Walking regularly has been shown to lower blood pressure throughout the body, making it an excellent exercise for those who suffer from high blood pressure and heart disease. As patients age, their risk of developing these conditions rises dramatically – just 30 minutes a day can provide all the benefits you need to help prevent these conditions in the future.
- Improves Cardiovascular Health
As the heart’s main muscle, leg muscles play a huge role in pumping blood and oxygen around the body. Strengthening these leg muscles using regular walking can help regulate cholesterol levels and increase your stamina and endurance throughout the day, all of which contribute to lowering your risk factors for cardiovascular diseases such as stroke and heart attack.
Walking regularly is a brilliant way to improve cardiovascular health. Keeping your heart and lungs healthy can greatly reduce the risk of developing conditions such as high blood pressure, stroke, diabetes, and even cancer.
- Burns Calories And Fat
One of the most obvious benefits of long-distance walking is that it burns a lot of calories. By simply walking for 5 hours every week, you can burn off around 800 calories – nearly half as many calories burned in a 30 minute run on a treadmill.
If you incorporate speed into your exercise session, you will build muscle mass and burn more calories. Walking uphill or on steeper terrain will also boost your cardio workout, providing you with the ultimate calorie-burning session.
The CDC reports that, in the US alone, obesity rates have hit 35% and are still growing – this hugely concerning statistic makes long-distance walking a fantastic exercise for helping to reduce weight.
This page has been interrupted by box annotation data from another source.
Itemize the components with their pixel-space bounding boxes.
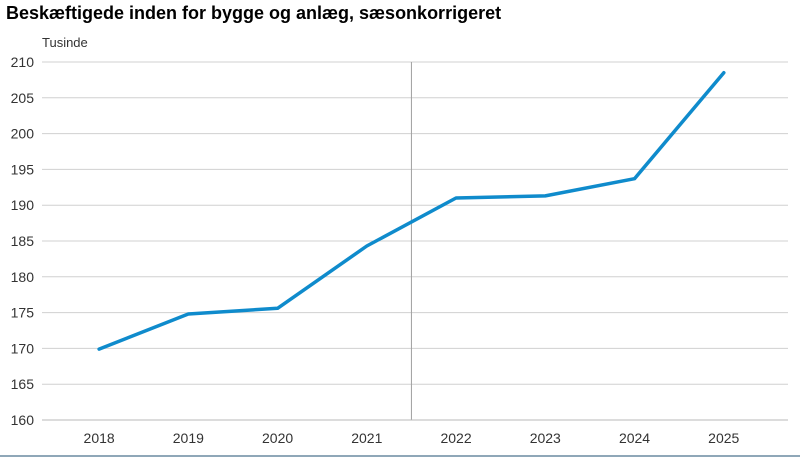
y-axis-unit: Tusinde [42, 35, 88, 50]
y-tick-label: 160 [11, 412, 35, 428]
x-tick-label: 2018 [84, 430, 115, 446]
y-tick-label: 195 [11, 161, 35, 177]
y-tick-label: 205 [11, 90, 35, 106]
x-tick-label: 2025 [708, 430, 739, 446]
x-tick-label: 2019 [173, 430, 204, 446]
x-tick-label: 2024 [619, 430, 650, 446]
y-tick-label: 200 [11, 126, 35, 142]
x-axis-ticks: 2018 2019 2020 2021 2022 2023 2024 2025 [84, 430, 740, 446]
x-tick-label: 2022 [440, 430, 471, 446]
y-tick-label: 210 [11, 54, 35, 70]
y-axis-ticks: 160 165 170 175 180 185 190 195 200 205 210 [11, 54, 35, 428]
x-tick-label: 2021 [351, 430, 382, 446]
y-tick-label: 170 [11, 340, 35, 356]
x-tick-label: 2023 [530, 430, 561, 446]
x-tick-label: 2020 [262, 430, 293, 446]
series-line [97, 70, 726, 351]
y-tick-label: 165 [11, 376, 35, 392]
y-tick-label: 190 [11, 197, 35, 213]
y-tick-label: 185 [11, 233, 35, 249]
chart-title: Beskæftigede inden for bygge og anlæg, s… [6, 3, 502, 23]
y-tick-label: 180 [11, 269, 35, 285]
y-tick-label: 175 [11, 305, 35, 321]
grid-lines [42, 61, 788, 385]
So how far can you hike in a day? The simple answer is, as far as your body allows. But there is a lot more to it than that. If you are out of shape, find lighter gear or choose easier trails. And if you want to hike long-distance, get in shape and put the work in early so your body will be ready for the day when you need it most. The more you train, the better your average hiking distance becomes.
I hope this helps someone out there figure out how to prepare better and hike farther with less effort.
Have a good hike!
If you have inquiries, feel free to ask me in the comment section below.